Con il termine “Asse Intestino-Cervello” s’intende un sistema fisiologico di comunicazione e di influenza bidirezionale tra intestino e cervello che permette ad un evento avvenuto in uno di questi organi di influenzare l’altro. Un numero crescente di studi conferma l’esistenza di una fitta rete di scambi, in entrambe le direzioni, tra l’intestino e il cervello, in grado di modulare il rilascio di mediatori chimici che influenzano sia l'apparato gastrointestinale sia i comportamenti dell’uomo e il suo umore. Il microbiota intestinale gioca un ruolo centrale nel modulare le influenze reciproche intestino-cervello tramite l'asse che li lega assieme.  

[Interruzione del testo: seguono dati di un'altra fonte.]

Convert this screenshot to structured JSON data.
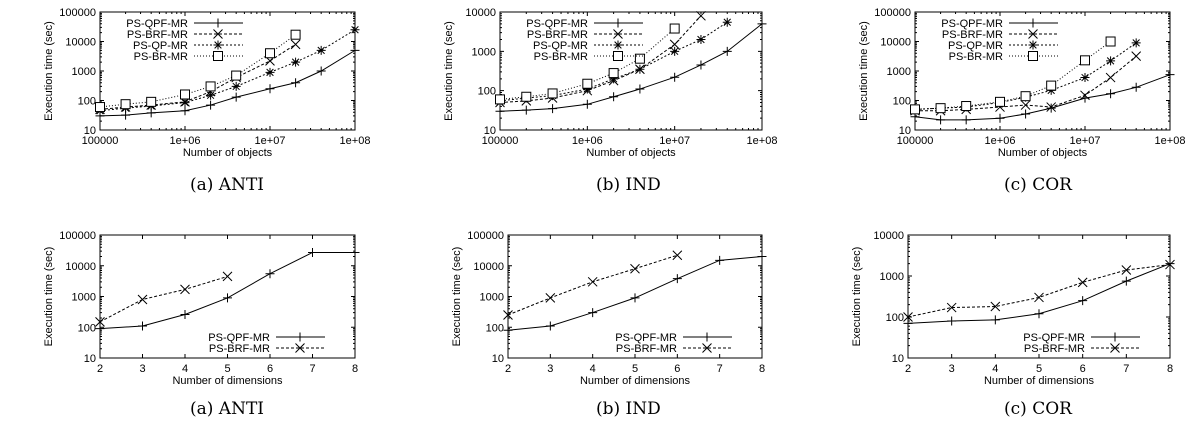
{
  "chart_data": [
    {
      "type": "line",
      "caption": "(a) ANTI",
      "xlabel": "Number of objects",
      "ylabel": "Execution time (sec)",
      "xscale": "log",
      "yscale": "log",
      "xlim": [
        100000,
        100000000
      ],
      "ylim": [
        10,
        100000
      ],
      "xticks": [
        100000,
        1000000,
        10000000,
        100000000
      ],
      "xtick_labels": [
        "100000",
        "1e+06",
        "1e+07",
        "1e+08"
      ],
      "yticks": [
        10,
        100,
        1000,
        10000,
        100000
      ],
      "ytick_labels": [
        "10",
        "100",
        "1000",
        "10000",
        "100000"
      ],
      "legend": "top-left",
      "series": [
        {
          "name": "PS-QPF-MR",
          "x": [
            100000,
            200000,
            400000,
            1000000,
            2000000,
            4000000,
            10000000,
            20000000,
            40000000,
            100000000
          ],
          "values": [
            30,
            32,
            38,
            45,
            70,
            130,
            250,
            400,
            1000,
            5000
          ]
        },
        {
          "name": "PS-BRF-MR",
          "x": [
            100000,
            200000,
            400000,
            1000000,
            2000000,
            4000000,
            10000000,
            20000000
          ],
          "values": [
            50,
            60,
            70,
            90,
            200,
            600,
            2200,
            8000
          ]
        },
        {
          "name": "PS-QP-MR",
          "x": [
            100000,
            200000,
            400000,
            1000000,
            2000000,
            4000000,
            10000000,
            20000000,
            40000000,
            100000000
          ],
          "values": [
            45,
            55,
            65,
            85,
            150,
            300,
            900,
            2000,
            5000,
            25000
          ]
        },
        {
          "name": "PS-BR-MR",
          "x": [
            100000,
            200000,
            400000,
            1000000,
            2000000,
            4000000,
            10000000,
            20000000
          ],
          "values": [
            60,
            75,
            90,
            160,
            300,
            700,
            4000,
            17000
          ]
        }
      ]
    },
    {
      "type": "line",
      "caption": "(b) IND",
      "xlabel": "Number of objects",
      "ylabel": "Execution time (sec)",
      "xscale": "log",
      "yscale": "log",
      "xlim": [
        100000,
        100000000
      ],
      "ylim": [
        10,
        10000
      ],
      "xticks": [
        100000,
        1000000,
        10000000,
        100000000
      ],
      "xtick_labels": [
        "100000",
        "1e+06",
        "1e+07",
        "1e+08"
      ],
      "yticks": [
        10,
        100,
        1000,
        10000
      ],
      "ytick_labels": [
        "10",
        "100",
        "1000",
        "10000"
      ],
      "legend": "top-left",
      "series": [
        {
          "name": "PS-QPF-MR",
          "x": [
            100000,
            200000,
            400000,
            1000000,
            2000000,
            4000000,
            10000000,
            20000000,
            40000000,
            100000000
          ],
          "values": [
            30,
            32,
            35,
            45,
            70,
            110,
            220,
            450,
            1000,
            5000
          ]
        },
        {
          "name": "PS-BRF-MR",
          "x": [
            100000,
            200000,
            400000,
            1000000,
            2000000,
            4000000,
            10000000,
            20000000
          ],
          "values": [
            50,
            55,
            65,
            100,
            180,
            350,
            1500,
            8000
          ]
        },
        {
          "name": "PS-QP-MR",
          "x": [
            100000,
            200000,
            400000,
            1000000,
            2000000,
            4000000,
            10000000,
            20000000,
            40000000
          ],
          "values": [
            55,
            65,
            75,
            110,
            200,
            350,
            1000,
            2000,
            5500
          ]
        },
        {
          "name": "PS-BR-MR",
          "x": [
            100000,
            200000,
            400000,
            1000000,
            2000000,
            4000000,
            10000000
          ],
          "values": [
            60,
            70,
            85,
            150,
            280,
            650,
            3800
          ]
        }
      ]
    },
    {
      "type": "line",
      "caption": "(c) COR",
      "xlabel": "Number of objects",
      "ylabel": "Execution time (sec)",
      "xscale": "log",
      "yscale": "log",
      "xlim": [
        100000,
        100000000
      ],
      "ylim": [
        10,
        100000
      ],
      "xticks": [
        100000,
        1000000,
        10000000,
        100000000
      ],
      "xtick_labels": [
        "100000",
        "1e+06",
        "1e+07",
        "1e+08"
      ],
      "yticks": [
        10,
        100,
        1000,
        10000,
        100000
      ],
      "ytick_labels": [
        "10",
        "100",
        "1000",
        "10000",
        "100000"
      ],
      "legend": "top-left",
      "series": [
        {
          "name": "PS-QPF-MR",
          "x": [
            100000,
            200000,
            400000,
            1000000,
            2000000,
            4000000,
            10000000,
            20000000,
            40000000,
            100000000
          ],
          "values": [
            28,
            22,
            22,
            25,
            35,
            55,
            120,
            170,
            280,
            750
          ]
        },
        {
          "name": "PS-BRF-MR",
          "x": [
            100000,
            200000,
            400000,
            1000000,
            2000000,
            4000000,
            10000000,
            20000000,
            40000000
          ],
          "values": [
            45,
            45,
            50,
            60,
            70,
            60,
            150,
            600,
            3200
          ]
        },
        {
          "name": "PS-QP-MR",
          "x": [
            100000,
            200000,
            400000,
            1000000,
            2000000,
            4000000,
            10000000,
            20000000,
            40000000
          ],
          "values": [
            50,
            55,
            60,
            85,
            130,
            220,
            600,
            2200,
            9000
          ]
        },
        {
          "name": "PS-BR-MR",
          "x": [
            100000,
            200000,
            400000,
            1000000,
            2000000,
            4000000,
            10000000,
            20000000
          ],
          "values": [
            50,
            55,
            65,
            90,
            140,
            320,
            2300,
            10000
          ]
        }
      ]
    },
    {
      "type": "line",
      "caption": "(a) ANTI",
      "xlabel": "Number of dimensions",
      "ylabel": "Execution time (sec)",
      "xscale": "linear",
      "yscale": "log",
      "xlim": [
        2,
        8
      ],
      "ylim": [
        10,
        100000
      ],
      "xticks": [
        2,
        3,
        4,
        5,
        6,
        7,
        8
      ],
      "xtick_labels": [
        "2",
        "3",
        "4",
        "5",
        "6",
        "7",
        "8"
      ],
      "yticks": [
        10,
        100,
        1000,
        10000,
        100000
      ],
      "ytick_labels": [
        "10",
        "100",
        "1000",
        "10000",
        "100000"
      ],
      "legend": "bottom-right",
      "series": [
        {
          "name": "PS-QPF-MR",
          "x": [
            2,
            3,
            4,
            5,
            6,
            7,
            8
          ],
          "values": [
            90,
            110,
            260,
            900,
            5500,
            27000,
            27000
          ]
        },
        {
          "name": "PS-BRF-MR",
          "x": [
            2,
            3,
            4,
            5
          ],
          "values": [
            150,
            800,
            1700,
            4500
          ]
        }
      ]
    },
    {
      "type": "line",
      "caption": "(b) IND",
      "xlabel": "Number of dimensions",
      "ylabel": "Execution time (sec)",
      "xscale": "linear",
      "yscale": "log",
      "xlim": [
        2,
        8
      ],
      "ylim": [
        10,
        100000
      ],
      "xticks": [
        2,
        3,
        4,
        5,
        6,
        7,
        8
      ],
      "xtick_labels": [
        "2",
        "3",
        "4",
        "5",
        "6",
        "7",
        "8"
      ],
      "yticks": [
        10,
        100,
        1000,
        10000,
        100000
      ],
      "ytick_labels": [
        "10",
        "100",
        "1000",
        "10000",
        "100000"
      ],
      "legend": "bottom-right",
      "series": [
        {
          "name": "PS-QPF-MR",
          "x": [
            2,
            3,
            4,
            5,
            6,
            7,
            8
          ],
          "values": [
            80,
            110,
            300,
            900,
            3800,
            15000,
            20000
          ]
        },
        {
          "name": "PS-BRF-MR",
          "x": [
            2,
            3,
            4,
            5,
            6
          ],
          "values": [
            250,
            900,
            3000,
            8000,
            22000
          ]
        }
      ]
    },
    {
      "type": "line",
      "caption": "(c) COR",
      "xlabel": "Number of dimensions",
      "ylabel": "Execution time (sec)",
      "xscale": "linear",
      "yscale": "log",
      "xlim": [
        2,
        8
      ],
      "ylim": [
        10,
        10000
      ],
      "xticks": [
        2,
        3,
        4,
        5,
        6,
        7,
        8
      ],
      "xtick_labels": [
        "2",
        "3",
        "4",
        "5",
        "6",
        "7",
        "8"
      ],
      "yticks": [
        10,
        100,
        1000,
        10000
      ],
      "ytick_labels": [
        "10",
        "100",
        "1000",
        "10000"
      ],
      "legend": "bottom-right",
      "series": [
        {
          "name": "PS-QPF-MR",
          "x": [
            2,
            3,
            4,
            5,
            6,
            7,
            8
          ],
          "values": [
            70,
            80,
            85,
            120,
            250,
            750,
            2000
          ]
        },
        {
          "name": "PS-BRF-MR",
          "x": [
            2,
            3,
            4,
            5,
            6,
            7,
            8
          ],
          "values": [
            100,
            170,
            180,
            300,
            700,
            1400,
            1900
          ]
        }
      ]
    }
  ]
}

L'esistenza dell'asse Inetstino-Cervello spiegherebbe le strette correlazioni tra alterazioni gastrointestinali e disturbi neuropsichici. Però, mentre già da tempo si va dicendo che lo stress, l'ansia e la depressione possono concorre alla determinazione di alcune malattie gastrointestinali, emerge chiaramente dagli studi degli ultimi anni che una malattia della pancia può produrre un disturbo dell'umore. In questo caso si parla di Disturbi Psico-intestinali

 

Ansia, depressione, sbalzi d’umore, nervosismo, disturbi legati allo stress cronico, sindrome da fatica cronica, ecc. beneficiano da un intestino in salute.